On the other side, 7 percent of students did not meet expectations in English Language Arts and 5 percent in Math. That state average was 6 percent for both tests.

“We struggled, I would say, with relative comparison to the rest of the state. We certainly had in ELA in all grades, we saw just over half of our kids at level 4 or 5, so that was good news,” Richard said. “We also saw in math about the same number of students performed at Level 4 or 5, but every time you look at the Level 1 results, when 7 or 5 percent of students, depending on what tests, are scoring in that level achievement, its disconcerting to us. We had 7 percent of ELA students not meeting expectations and 5 percent of math not meeting, it’s hard for us to process, but the information is good for us to continue to set goals to move forward.”

Richard said there are a number of factors that play into the results, including “the novelty of the test,” the arrangement and how it’s timed.
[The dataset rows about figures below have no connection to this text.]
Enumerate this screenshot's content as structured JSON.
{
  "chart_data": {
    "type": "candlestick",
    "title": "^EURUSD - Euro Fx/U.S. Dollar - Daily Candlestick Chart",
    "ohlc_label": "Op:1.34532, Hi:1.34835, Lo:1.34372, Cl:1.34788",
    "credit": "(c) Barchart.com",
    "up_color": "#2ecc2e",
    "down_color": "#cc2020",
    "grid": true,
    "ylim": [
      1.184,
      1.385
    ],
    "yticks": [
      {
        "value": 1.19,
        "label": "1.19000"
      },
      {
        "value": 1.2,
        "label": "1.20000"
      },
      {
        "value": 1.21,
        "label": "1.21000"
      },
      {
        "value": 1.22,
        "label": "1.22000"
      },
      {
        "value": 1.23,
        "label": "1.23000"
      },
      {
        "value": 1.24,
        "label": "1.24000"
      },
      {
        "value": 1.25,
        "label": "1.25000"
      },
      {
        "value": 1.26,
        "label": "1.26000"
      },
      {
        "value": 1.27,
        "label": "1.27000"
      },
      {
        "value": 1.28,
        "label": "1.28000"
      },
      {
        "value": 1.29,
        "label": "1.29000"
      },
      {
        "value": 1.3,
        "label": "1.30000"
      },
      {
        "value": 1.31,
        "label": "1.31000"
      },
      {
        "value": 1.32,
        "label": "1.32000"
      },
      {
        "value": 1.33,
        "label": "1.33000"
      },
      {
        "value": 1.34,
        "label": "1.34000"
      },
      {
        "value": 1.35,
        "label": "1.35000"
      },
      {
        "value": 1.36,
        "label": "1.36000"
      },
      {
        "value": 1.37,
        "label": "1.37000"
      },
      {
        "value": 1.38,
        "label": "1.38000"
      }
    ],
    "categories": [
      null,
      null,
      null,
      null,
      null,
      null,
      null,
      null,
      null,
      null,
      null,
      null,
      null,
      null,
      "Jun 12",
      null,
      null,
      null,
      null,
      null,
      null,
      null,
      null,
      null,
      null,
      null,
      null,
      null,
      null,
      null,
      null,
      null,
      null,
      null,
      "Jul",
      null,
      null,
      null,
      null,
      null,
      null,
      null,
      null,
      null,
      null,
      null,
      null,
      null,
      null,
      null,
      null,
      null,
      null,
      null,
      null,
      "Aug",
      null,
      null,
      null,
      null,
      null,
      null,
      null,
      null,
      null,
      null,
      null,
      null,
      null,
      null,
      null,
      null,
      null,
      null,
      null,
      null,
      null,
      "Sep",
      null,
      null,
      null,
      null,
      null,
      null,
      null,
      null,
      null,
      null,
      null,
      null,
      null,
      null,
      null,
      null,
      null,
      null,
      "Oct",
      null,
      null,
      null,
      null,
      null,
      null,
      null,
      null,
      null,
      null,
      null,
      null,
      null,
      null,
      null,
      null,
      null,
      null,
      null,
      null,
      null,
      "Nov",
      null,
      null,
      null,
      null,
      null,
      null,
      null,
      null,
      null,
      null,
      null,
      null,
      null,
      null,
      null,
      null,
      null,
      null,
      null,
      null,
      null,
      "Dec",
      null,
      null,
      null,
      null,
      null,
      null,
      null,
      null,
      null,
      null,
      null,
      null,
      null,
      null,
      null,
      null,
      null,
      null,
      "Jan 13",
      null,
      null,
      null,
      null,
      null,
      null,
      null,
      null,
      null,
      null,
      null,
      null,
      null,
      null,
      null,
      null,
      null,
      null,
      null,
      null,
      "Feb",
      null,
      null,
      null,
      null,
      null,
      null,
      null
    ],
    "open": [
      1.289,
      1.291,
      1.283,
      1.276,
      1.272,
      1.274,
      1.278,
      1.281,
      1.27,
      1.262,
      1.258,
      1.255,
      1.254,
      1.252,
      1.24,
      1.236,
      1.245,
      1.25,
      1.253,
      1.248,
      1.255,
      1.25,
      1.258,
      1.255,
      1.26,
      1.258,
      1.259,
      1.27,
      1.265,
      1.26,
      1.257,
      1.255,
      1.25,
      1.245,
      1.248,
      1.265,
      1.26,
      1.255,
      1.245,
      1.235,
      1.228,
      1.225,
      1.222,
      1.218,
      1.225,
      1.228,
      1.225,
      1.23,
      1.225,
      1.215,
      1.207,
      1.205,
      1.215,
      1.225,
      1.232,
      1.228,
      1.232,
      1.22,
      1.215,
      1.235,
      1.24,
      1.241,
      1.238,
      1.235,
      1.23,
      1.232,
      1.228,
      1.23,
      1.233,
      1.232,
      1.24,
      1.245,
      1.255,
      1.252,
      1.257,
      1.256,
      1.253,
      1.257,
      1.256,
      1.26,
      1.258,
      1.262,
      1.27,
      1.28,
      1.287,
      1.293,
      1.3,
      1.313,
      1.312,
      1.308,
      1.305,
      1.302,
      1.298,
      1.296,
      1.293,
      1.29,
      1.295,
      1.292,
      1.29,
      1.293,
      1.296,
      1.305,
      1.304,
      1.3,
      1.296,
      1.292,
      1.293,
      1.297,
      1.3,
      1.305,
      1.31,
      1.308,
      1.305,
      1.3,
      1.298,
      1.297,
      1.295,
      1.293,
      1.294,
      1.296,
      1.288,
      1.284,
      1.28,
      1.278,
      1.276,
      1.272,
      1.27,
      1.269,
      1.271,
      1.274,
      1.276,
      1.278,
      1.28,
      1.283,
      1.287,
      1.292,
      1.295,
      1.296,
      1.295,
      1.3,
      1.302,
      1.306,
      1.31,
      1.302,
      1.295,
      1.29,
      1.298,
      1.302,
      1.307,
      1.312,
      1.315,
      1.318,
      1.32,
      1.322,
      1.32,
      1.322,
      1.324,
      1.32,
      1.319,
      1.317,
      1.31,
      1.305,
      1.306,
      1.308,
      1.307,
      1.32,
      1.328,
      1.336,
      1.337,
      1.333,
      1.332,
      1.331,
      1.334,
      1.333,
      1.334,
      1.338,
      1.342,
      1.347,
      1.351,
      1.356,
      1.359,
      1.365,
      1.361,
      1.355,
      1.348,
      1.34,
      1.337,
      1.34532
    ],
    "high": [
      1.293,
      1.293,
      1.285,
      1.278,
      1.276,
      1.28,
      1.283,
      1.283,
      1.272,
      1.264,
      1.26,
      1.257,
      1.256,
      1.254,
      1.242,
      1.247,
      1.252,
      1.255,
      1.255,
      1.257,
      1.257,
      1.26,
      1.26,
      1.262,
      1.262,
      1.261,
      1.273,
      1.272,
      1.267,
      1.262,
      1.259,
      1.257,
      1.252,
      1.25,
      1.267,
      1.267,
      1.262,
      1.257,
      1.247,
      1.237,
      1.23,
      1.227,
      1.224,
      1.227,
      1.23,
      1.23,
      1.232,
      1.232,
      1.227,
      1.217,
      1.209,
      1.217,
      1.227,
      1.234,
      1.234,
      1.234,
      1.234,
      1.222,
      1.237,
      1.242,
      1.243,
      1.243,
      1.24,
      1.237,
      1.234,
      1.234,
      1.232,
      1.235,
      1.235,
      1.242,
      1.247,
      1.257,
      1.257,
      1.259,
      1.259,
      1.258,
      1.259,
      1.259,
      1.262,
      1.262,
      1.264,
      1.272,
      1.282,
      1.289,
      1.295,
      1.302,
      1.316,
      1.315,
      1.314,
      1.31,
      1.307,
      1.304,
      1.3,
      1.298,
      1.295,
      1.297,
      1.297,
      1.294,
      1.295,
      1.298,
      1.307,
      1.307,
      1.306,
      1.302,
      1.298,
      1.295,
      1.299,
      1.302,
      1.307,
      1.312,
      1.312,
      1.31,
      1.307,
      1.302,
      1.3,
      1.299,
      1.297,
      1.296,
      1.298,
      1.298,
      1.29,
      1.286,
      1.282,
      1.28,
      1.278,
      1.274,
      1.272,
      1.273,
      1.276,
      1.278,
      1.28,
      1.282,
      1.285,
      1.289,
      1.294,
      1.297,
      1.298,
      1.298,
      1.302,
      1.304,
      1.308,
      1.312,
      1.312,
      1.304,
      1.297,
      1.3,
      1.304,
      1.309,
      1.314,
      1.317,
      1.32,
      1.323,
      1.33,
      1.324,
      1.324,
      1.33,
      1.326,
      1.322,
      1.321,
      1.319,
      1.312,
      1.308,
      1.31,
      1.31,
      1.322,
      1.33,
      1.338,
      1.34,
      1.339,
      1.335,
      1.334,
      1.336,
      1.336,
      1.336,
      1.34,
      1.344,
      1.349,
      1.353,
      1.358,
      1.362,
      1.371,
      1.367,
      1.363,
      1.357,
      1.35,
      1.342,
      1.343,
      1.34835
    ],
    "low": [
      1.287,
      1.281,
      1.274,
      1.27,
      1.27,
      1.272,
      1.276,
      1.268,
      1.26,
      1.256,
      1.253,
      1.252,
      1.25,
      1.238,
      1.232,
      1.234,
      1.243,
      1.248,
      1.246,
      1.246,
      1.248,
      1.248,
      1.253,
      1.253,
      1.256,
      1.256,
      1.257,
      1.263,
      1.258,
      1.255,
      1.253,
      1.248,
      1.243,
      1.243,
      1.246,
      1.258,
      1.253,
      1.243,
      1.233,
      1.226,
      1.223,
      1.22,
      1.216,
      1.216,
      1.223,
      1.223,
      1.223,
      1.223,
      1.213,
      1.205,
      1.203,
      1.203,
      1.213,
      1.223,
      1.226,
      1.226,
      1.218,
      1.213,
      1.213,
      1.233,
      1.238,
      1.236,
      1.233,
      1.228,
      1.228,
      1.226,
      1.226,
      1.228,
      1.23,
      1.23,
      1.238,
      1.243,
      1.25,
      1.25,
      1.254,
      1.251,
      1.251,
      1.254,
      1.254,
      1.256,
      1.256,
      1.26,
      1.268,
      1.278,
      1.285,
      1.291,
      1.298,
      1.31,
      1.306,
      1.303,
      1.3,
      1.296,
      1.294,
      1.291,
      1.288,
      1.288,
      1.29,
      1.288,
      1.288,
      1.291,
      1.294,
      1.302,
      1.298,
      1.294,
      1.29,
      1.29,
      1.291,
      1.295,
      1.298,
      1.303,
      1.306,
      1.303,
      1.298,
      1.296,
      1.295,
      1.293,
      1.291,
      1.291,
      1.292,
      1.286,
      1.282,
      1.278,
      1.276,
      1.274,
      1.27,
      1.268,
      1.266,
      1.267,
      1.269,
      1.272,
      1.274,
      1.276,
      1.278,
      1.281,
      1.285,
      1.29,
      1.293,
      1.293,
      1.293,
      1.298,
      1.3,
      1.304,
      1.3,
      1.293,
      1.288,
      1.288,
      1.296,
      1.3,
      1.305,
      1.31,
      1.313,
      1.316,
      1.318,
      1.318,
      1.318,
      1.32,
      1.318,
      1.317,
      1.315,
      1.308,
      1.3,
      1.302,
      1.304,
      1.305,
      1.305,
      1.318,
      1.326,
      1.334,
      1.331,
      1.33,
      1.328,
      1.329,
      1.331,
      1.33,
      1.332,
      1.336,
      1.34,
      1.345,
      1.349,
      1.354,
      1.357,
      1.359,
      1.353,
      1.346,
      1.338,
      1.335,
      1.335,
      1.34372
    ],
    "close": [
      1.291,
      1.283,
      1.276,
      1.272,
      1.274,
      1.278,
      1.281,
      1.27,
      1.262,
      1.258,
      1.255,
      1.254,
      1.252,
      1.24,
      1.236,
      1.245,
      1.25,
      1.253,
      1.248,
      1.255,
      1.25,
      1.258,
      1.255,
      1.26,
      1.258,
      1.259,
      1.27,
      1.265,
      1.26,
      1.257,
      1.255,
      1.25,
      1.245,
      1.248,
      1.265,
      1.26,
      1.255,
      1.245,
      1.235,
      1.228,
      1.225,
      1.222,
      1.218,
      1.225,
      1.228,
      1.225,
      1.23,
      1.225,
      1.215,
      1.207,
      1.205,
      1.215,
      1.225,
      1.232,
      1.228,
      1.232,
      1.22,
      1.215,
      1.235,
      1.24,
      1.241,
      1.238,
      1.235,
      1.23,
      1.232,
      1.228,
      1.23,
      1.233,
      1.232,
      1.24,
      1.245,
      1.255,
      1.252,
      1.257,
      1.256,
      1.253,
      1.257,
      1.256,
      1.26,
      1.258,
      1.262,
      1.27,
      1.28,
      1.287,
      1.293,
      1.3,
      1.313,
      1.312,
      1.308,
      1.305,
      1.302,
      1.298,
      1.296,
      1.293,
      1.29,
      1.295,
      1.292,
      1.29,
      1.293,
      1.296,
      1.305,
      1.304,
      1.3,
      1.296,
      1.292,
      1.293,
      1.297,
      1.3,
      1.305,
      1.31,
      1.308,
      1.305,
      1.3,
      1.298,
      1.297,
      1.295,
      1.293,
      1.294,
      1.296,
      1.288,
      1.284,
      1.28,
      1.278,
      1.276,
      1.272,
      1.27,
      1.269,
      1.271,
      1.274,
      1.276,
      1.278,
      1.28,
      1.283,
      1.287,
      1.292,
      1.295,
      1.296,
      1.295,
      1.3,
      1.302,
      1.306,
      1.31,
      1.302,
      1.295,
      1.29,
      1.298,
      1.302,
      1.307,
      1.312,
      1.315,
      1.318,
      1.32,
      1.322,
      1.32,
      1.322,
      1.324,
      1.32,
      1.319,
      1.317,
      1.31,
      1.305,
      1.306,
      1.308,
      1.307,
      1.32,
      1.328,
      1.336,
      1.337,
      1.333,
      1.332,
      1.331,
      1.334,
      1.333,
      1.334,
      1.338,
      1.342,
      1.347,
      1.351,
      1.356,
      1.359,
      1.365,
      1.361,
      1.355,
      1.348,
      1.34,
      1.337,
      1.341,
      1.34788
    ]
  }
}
He also said middle school students took the assessment on [Google] Chromebooks instead of paper, which was “a little bit of a change.”

Despite this, Richard said one of the incentives to choosing PARCC over MCAS was that the district would be “held harmless”  by state education officials in its results, meaning the test results could improve their level but could not hurt it.

Regardless, the district is using the results from its first bout with PARCC to shape curriculum.

“For us, the important thing is that we take this opportunity to continue to identify areas where we can grow and where we can also find the areas where we can celebrate,” Richard said. “Some of our schools performed very well on PARCC., some not as well. It’s not a competition to either, except the reality is the results vary, and we have to apply what we’ve learned from the schools that did better to those other schools and apply it to all of them.”

Though the state Board of Education recently voted to accept an adopted version of the MCAS, which will be implemented by 2017, Richard said having tried PARCC will help students in the future. He said the new MCAS is a merger of the two tests by “ramping up the rigor of assessment with PARCC and applying it to MCAS.”

The district, he said, will be ready for it.

“Our faculty, staff and students are all prepared to go in any direction necessary,” Richard said. “The learning that happened as a result of piloting PARCC will certainly benefit us in the long run.”